Coloured diamonds are highly prized and rare (one in every 10,000 mined diamonds (0.0001%) possesses natural colour). Unlike colourless diamonds which are valued for their lack of colour, fancy diamonds are valued for their intensity.

The key point to note is that fancy diamonds are formed through a glitch in the creation process; colourless diamonds will possess only carbon, impurities are what gives it a coloured tinge. Lab grown and mined coloured diamonds are created in exactly the same way, the scientist simply just replicates the process found in nature and so colourless diamonds can be created on purpose in a lab.

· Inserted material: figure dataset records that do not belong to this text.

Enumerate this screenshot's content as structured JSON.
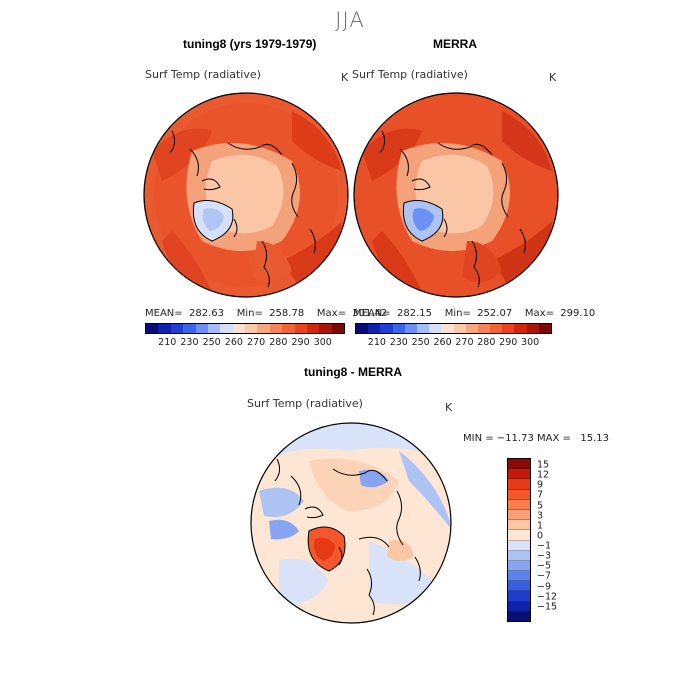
{
  "title": "JJA",
  "panels": {
    "left": {
      "title": "tuning8 (yrs 1979-1979)",
      "variable": "Surf Temp (radiative)",
      "unit": "K",
      "stats": "MEAN=  282.63    Min=  258.78    Max=  301.42"
    },
    "right": {
      "title": "MERRA",
      "variable": "Surf Temp (radiative)",
      "unit": "K",
      "stats": "MEAN=  282.15    Min=  252.07    Max=  299.10"
    },
    "diff": {
      "title": "tuning8 - MERRA",
      "variable": "Surf Temp (radiative)",
      "unit": "K",
      "stats": "MIN = −11.73 MAX =   15.13"
    }
  },
  "colorbar_abs": {
    "labels": [
      "210",
      "230",
      "250",
      "260",
      "270",
      "280",
      "290",
      "300"
    ],
    "colors": [
      "#0a0a78",
      "#1020a8",
      "#1e3fd0",
      "#3a64ea",
      "#6d90f4",
      "#a5bdf7",
      "#d3def8",
      "#f6e2d0",
      "#fbcaa8",
      "#f8a880",
      "#f58558",
      "#f0643a",
      "#e84420",
      "#cf2a10",
      "#a81808",
      "#7a0a04"
    ]
  },
  "colorbar_diff": {
    "labels": [
      "15",
      "12",
      "9",
      "7",
      "5",
      "3",
      "1",
      "0",
      "−1",
      "−3",
      "−5",
      "−7",
      "−9",
      "−12",
      "−15"
    ],
    "colors": [
      "#8c0a04",
      "#c41a0c",
      "#e63a16",
      "#f2582c",
      "#f77e4e",
      "#faa078",
      "#fcc6a4",
      "#fde6d4",
      "#d8e2f8",
      "#adc3f4",
      "#86a4f2",
      "#5d82ec",
      "#3a5ee2",
      "#1f3cca",
      "#0e23a6",
      "#070f70"
    ]
  }
}
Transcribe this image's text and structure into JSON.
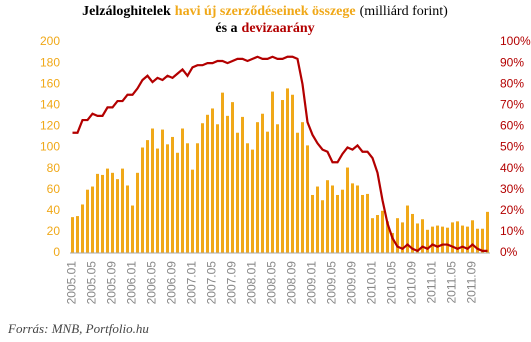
{
  "chart_data": {
    "type": "bar-line",
    "title": [
      "Jelzáloghitelek",
      "havi új szerződéseinek összege",
      "(milliárd forint)",
      "és a",
      "devizaarány"
    ],
    "source": "Forrás: MNB, Portfolio.hu",
    "categories": [
      "2005.01",
      null,
      null,
      null,
      "2005.05",
      null,
      null,
      null,
      "2005.09",
      null,
      null,
      null,
      "2006.01",
      null,
      null,
      null,
      "2006.05",
      null,
      null,
      null,
      "2006.09",
      null,
      null,
      null,
      "2007.01",
      null,
      null,
      null,
      "2007.05",
      null,
      null,
      null,
      "2007.09",
      null,
      null,
      null,
      "2008.01",
      null,
      null,
      null,
      "2008.05",
      null,
      null,
      null,
      "2008.09",
      null,
      null,
      null,
      "2009.01",
      null,
      null,
      null,
      "2009.05",
      null,
      null,
      null,
      "2009.09",
      null,
      null,
      null,
      "2010.01",
      null,
      null,
      null,
      "2010.05",
      null,
      null,
      null,
      "2010.09",
      null,
      null,
      null,
      "2011.01",
      null,
      null,
      null,
      "2011.05",
      null,
      null,
      null,
      "2011.09",
      null,
      null,
      null
    ],
    "series": [
      {
        "name": "havi új szerződések összege",
        "type": "bar",
        "color": "#f0a818",
        "axis": "y",
        "values": [
          34,
          35,
          46,
          60,
          63,
          75,
          74,
          80,
          76,
          70,
          80,
          64,
          45,
          76,
          100,
          107,
          118,
          99,
          117,
          103,
          110,
          95,
          118,
          104,
          79,
          104,
          123,
          131,
          137,
          122,
          152,
          130,
          143,
          114,
          129,
          104,
          98,
          124,
          132,
          115,
          153,
          122,
          145,
          156,
          150,
          114,
          124,
          102,
          55,
          63,
          50,
          69,
          64,
          55,
          60,
          81,
          66,
          64,
          55,
          56,
          33,
          36,
          40,
          30,
          19,
          33,
          29,
          45,
          37,
          28,
          32,
          22,
          25,
          26,
          25,
          24,
          29,
          30,
          26,
          25,
          31,
          23,
          23,
          39
        ]
      },
      {
        "name": "devizaarány",
        "type": "line",
        "color": "#b30000",
        "axis": "y2",
        "values": [
          57,
          57,
          63,
          63,
          66,
          65,
          65,
          69,
          69,
          72,
          72,
          75,
          75,
          78,
          82,
          84,
          81,
          83,
          82,
          84,
          83,
          85,
          87,
          84,
          88,
          89,
          89,
          90,
          90,
          91,
          91,
          90,
          91,
          92,
          92,
          91,
          92,
          93,
          92,
          92,
          93,
          92,
          92,
          93,
          93,
          92,
          80,
          62,
          56,
          52,
          49,
          48,
          43,
          43,
          47,
          50,
          49,
          51,
          48,
          48,
          45,
          38,
          25,
          14,
          7,
          3,
          2,
          4,
          2,
          1,
          3,
          2,
          4,
          3,
          4,
          4,
          3,
          2,
          3,
          2,
          4,
          2,
          1,
          1
        ]
      }
    ],
    "ylim": [
      0,
      200
    ],
    "yticks": [
      0,
      20,
      40,
      60,
      80,
      100,
      120,
      140,
      160,
      180,
      200
    ],
    "y2lim": [
      0,
      100
    ],
    "y2ticks": [
      {
        "value": 0,
        "label": "0%"
      },
      {
        "value": 10,
        "label": "10%"
      },
      {
        "value": 20,
        "label": "20%"
      },
      {
        "value": 30,
        "label": "30%"
      },
      {
        "value": 40,
        "label": "40%"
      },
      {
        "value": 50,
        "label": "50%"
      },
      {
        "value": 60,
        "label": "60%"
      },
      {
        "value": 70,
        "label": "70%"
      },
      {
        "value": 80,
        "label": "80%"
      },
      {
        "value": 90,
        "label": "90%"
      },
      {
        "value": 100,
        "label": "100%"
      }
    ],
    "grid": false
  }
}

An advantage of creating coloured diamonds in a lab is that it’s much easier for scientists to experiment in a controlled setting. Whilst the science behind creating ‘fancy’ lab diamonds is kept protected by the labs, in a ‘natural diamond’, they are created by combining carbon with other chemicals. An educated assumption is that this process is mirrored in the lab. For example;

  • Yellow, Brown, and Orange Diamonds: nitrogen and carbon

  • Blue Diamonds: boron and carbon

  • Green diamonds: gamma radiation

  • Pink and Red diamonds: higher pressure, distorting the diamond’s lattice

Are diamonds graded Z fancy-coloured?

No. They fall outside of the typical grading system. Whilst the FTC doesn't actually provide any guidelines for the use of the term “fancy-colour”, it is agreed within the industry about what colour range is customary for fancy-colour diamonds. They are usually yellow or brown and have more colour than a Z master stone, or they exhibit another hue.